JACK BREARLEY WAS appalled by the chaos in Kal. There were brawls in the streets and drunken diggers lounged outside pubs yelling abuse at any Italian who happened to pass by. They taunted anyone who even looked Italian. Greek merchants hung signs in their windows. ‘We are Greeks, not Italians’. This was peacetime, Jack thought, the war was over. Why so much hate?
‘There always has been,’ Maudie said as she sat at the kitchen table darning a hole in one of Jimmy’s socks. ‘They’re just letting it out now, that’s all.’
‘Back in an hour or so, Maudie,’ Harry came in, downing a glass of whisky, ‘bit of business to attend to.’

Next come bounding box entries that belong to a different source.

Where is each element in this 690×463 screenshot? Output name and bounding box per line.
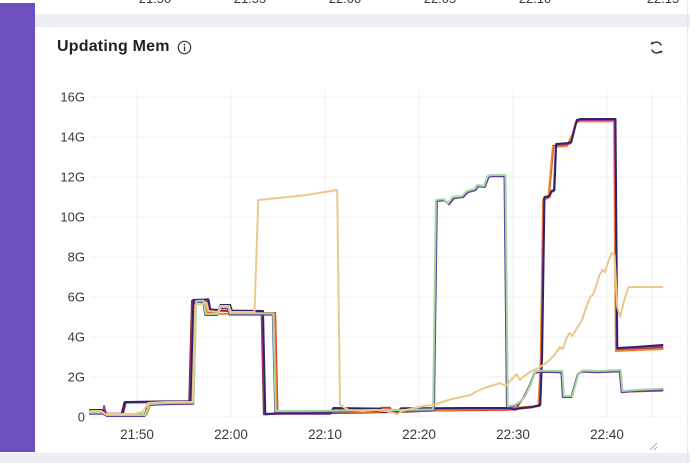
x-axis-label: 22:10 <box>308 427 342 442</box>
panel-title: Updating Mem <box>57 38 170 55</box>
clipped-axis-label: 21:55 <box>234 0 267 6</box>
y-axis-label: 10G <box>60 210 85 225</box>
info-icon[interactable] <box>177 40 192 55</box>
y-axis-label: 2G <box>68 370 85 385</box>
clipped-axis-label: 22:05 <box>424 0 457 6</box>
series-wheat[interactable] <box>89 189 664 415</box>
y-axis-label: 12G <box>60 170 85 185</box>
chart-panel: Updating Mem <box>47 27 690 452</box>
x-axis-label: 22:20 <box>402 427 436 442</box>
refresh-button[interactable] <box>646 39 666 59</box>
y-axis-label: 16G <box>60 90 85 105</box>
y-axis-label: 8G <box>68 250 85 265</box>
series-navy[interactable] <box>89 118 664 415</box>
top-axis-clipped-labels: 21:50 21:55 22:00 22:05 22:10 22:15 <box>35 0 690 13</box>
series-green[interactable] <box>89 174 664 416</box>
y-axis-label: 6G <box>68 290 85 305</box>
sidebar-accent-bar <box>0 3 35 452</box>
x-axis-label: 21:50 <box>120 427 154 442</box>
section-divider-top <box>35 14 690 27</box>
y-axis-label: 14G <box>60 130 85 145</box>
chart-canvas[interactable]: 0 2G 4G 6G 8G 10G 12G 14G 16G 21:50 22:00 22:10 22:2… <box>47 57 690 452</box>
series-orange[interactable] <box>89 120 664 416</box>
clipped-axis-label: 21:50 <box>139 0 172 6</box>
clipped-axis-label: 22:10 <box>519 0 552 6</box>
x-axis-label: 22:40 <box>590 427 624 442</box>
refresh-icon <box>649 40 664 58</box>
bottom-page-strip <box>0 453 690 463</box>
x-axis-label: 22:30 <box>496 427 530 442</box>
series-maroon[interactable] <box>89 120 664 416</box>
clipped-axis-label: 22:00 <box>329 0 362 6</box>
y-axis-label: 0 <box>78 410 85 425</box>
series-red[interactable] <box>89 299 664 416</box>
window-right-edge <box>687 0 688 463</box>
series-magenta[interactable] <box>89 119 664 416</box>
x-axis-label: 22:00 <box>214 427 248 442</box>
resize-handle-icon[interactable] <box>648 438 658 451</box>
clipped-axis-label: 22:15 <box>647 0 680 6</box>
y-axis-label: 4G <box>68 330 85 345</box>
panel-header: Updating Mem <box>57 33 680 61</box>
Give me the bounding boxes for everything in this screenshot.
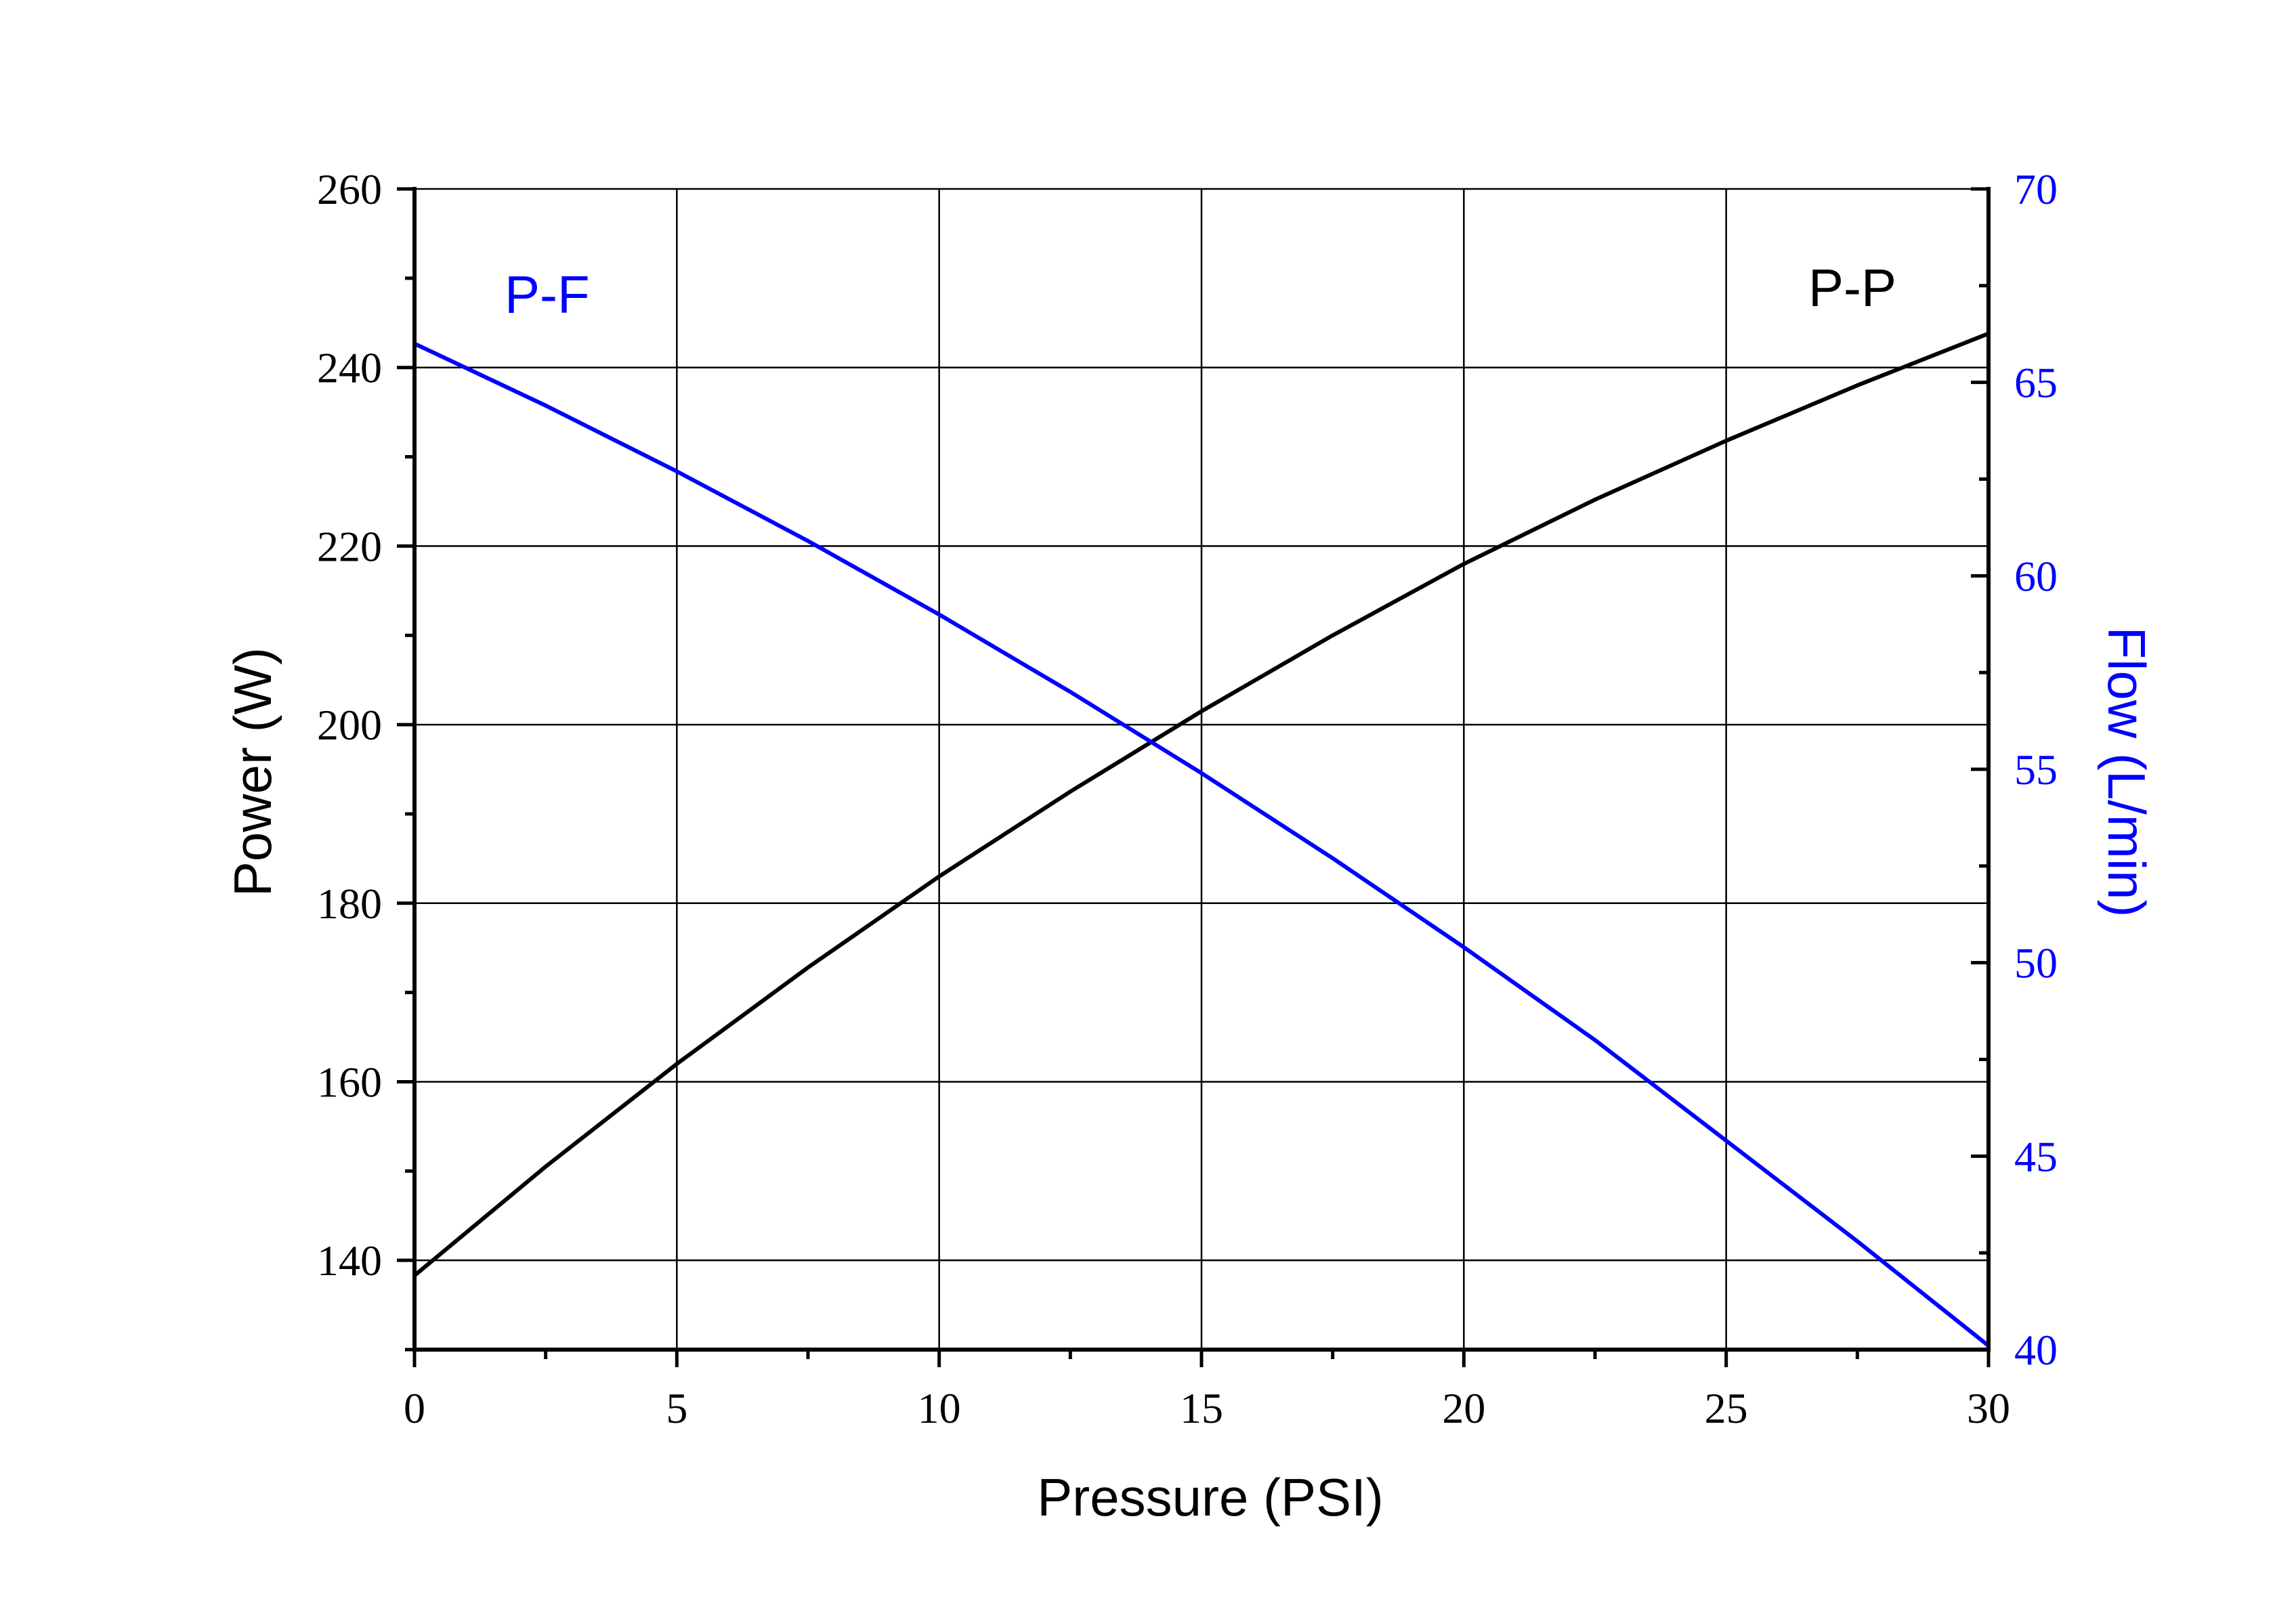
x-tick-label: 15 (1180, 1384, 1223, 1432)
x-tick-label: 25 (1705, 1384, 1748, 1432)
x-tick-label: 0 (404, 1384, 425, 1432)
x-tick-label: 10 (918, 1384, 961, 1432)
tick-marks (397, 187, 1991, 1367)
x-tick-label: 5 (666, 1384, 687, 1432)
y-left-tick-label: 240 (317, 344, 382, 392)
y-right-tick-label: 50 (2014, 939, 2058, 987)
y-right-tick-label: 45 (2014, 1132, 2058, 1180)
y-right-tick-label: 55 (2014, 746, 2058, 794)
x-tick-label: 20 (1442, 1384, 1485, 1432)
x-axis-label: Pressure (PSI) (1037, 1467, 1383, 1527)
series-line-p-f (412, 341, 1991, 1348)
y-left-tick-label: 200 (317, 701, 382, 749)
series-line-p-p (412, 331, 1991, 1278)
y-left-tick-label: 220 (317, 522, 382, 570)
annotation-p-f: P-F (505, 265, 590, 324)
series-lines (412, 331, 1991, 1348)
x-tick-label: 30 (1967, 1384, 2010, 1432)
grid-lines (413, 188, 1990, 1350)
y-right-tick-label: 60 (2014, 552, 2058, 600)
y-left-tick-label: 140 (317, 1237, 382, 1285)
annotation-p-p: P-P (1808, 258, 1896, 318)
y-axis-label-left: Power (W) (223, 647, 282, 897)
y-right-tick-label: 70 (2014, 165, 2058, 213)
y-left-tick-label: 260 (317, 165, 382, 213)
tick-labels: 0 5 10 15 20 25 30 140 160 180 200 220 240 260 40 45 50 5… (317, 165, 2058, 1432)
y-axis-label-right: Flow (L/min) (2097, 626, 2156, 917)
y-left-tick-label: 180 (317, 880, 382, 928)
y-left-tick-label: 160 (317, 1058, 382, 1106)
y-right-tick-label: 65 (2014, 359, 2058, 407)
y-right-tick-label: 40 (2014, 1326, 2058, 1374)
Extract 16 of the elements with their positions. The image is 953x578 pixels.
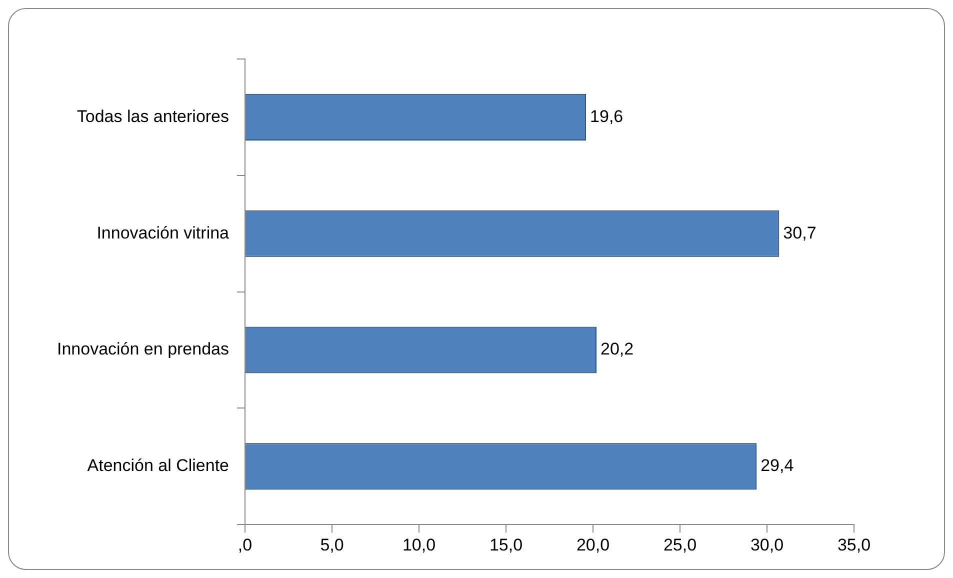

He had just received a telephone call from Louis Picot, nagging him again about the need for more whores, and Harry was annoyed. He wished he could tell young Picot to go to hell, but he didn’t dare. Since Gaston’s stroke, his son Louis was now a p
owerful man.
Harry was no longer interested in the brothels—they were too much hard work and they were tawdry when all was said and done. He belonged at Hannan’s or Restaurant Picot amongst his own style of people.
Damn it, Harry thought, he’d go and see Ada at Red Ruby’s and leave the whole business to her. He really wasn’t up to those trips to Fremantle any more, and those shady dealings with prostitutes in grubby backrooms. It had been different when Jeanne and Emily were about, they had lent a dignity and style to the whole sordid business.
‘Shan’t be long,’ Harry said, no longer able to put off the inevitable. He dumped his glass in the sink and left. It was four o’clock in the afternoon, Jack thought, and already his father was into the whisky. Maudie no longer noticed, but Jack did.
Jack had been home barely a week and he was horrified at the change in his father. Harry Brearley, once his childhood idol, was now a hopeless alcoholic. Even his wife had given up on him. Tough, honest, no-nonsense Maudie looked tired, and a touch defeated. Well Jack was determined that things would change. If he couldn’t help his father, he’d get that light shining in Maudie’s eyes again. She had been a mum to Jack all his life. The best mum a bloke could have.
‘They’ve never liked foreigners on the goldfields, Jack.’ When Harry had gone, Maudie continued the conversation as if he’d not been there and she hadn’t once looked up from her darning. ‘You know that.’
‘You always taught me that if a man was honest it didn’t matter where he came from.’
‘Ah yes, but I’ve never been too comfortable with foreigners, all the same. They’re a funny bunch, speaking a different language, and you never quite know what they’re thinking.’
Old habits died hard, Jack thought. There was a touch of bigotry even in good old Maudie. A bloke had to go away to war to realise that men were pretty much the same. He recalled the truce at Gallipoli and the Turkish soldiers they’d exchanged cigarettes with. Young blokes they’d been, just like himself, with the fear of dying in their eyes.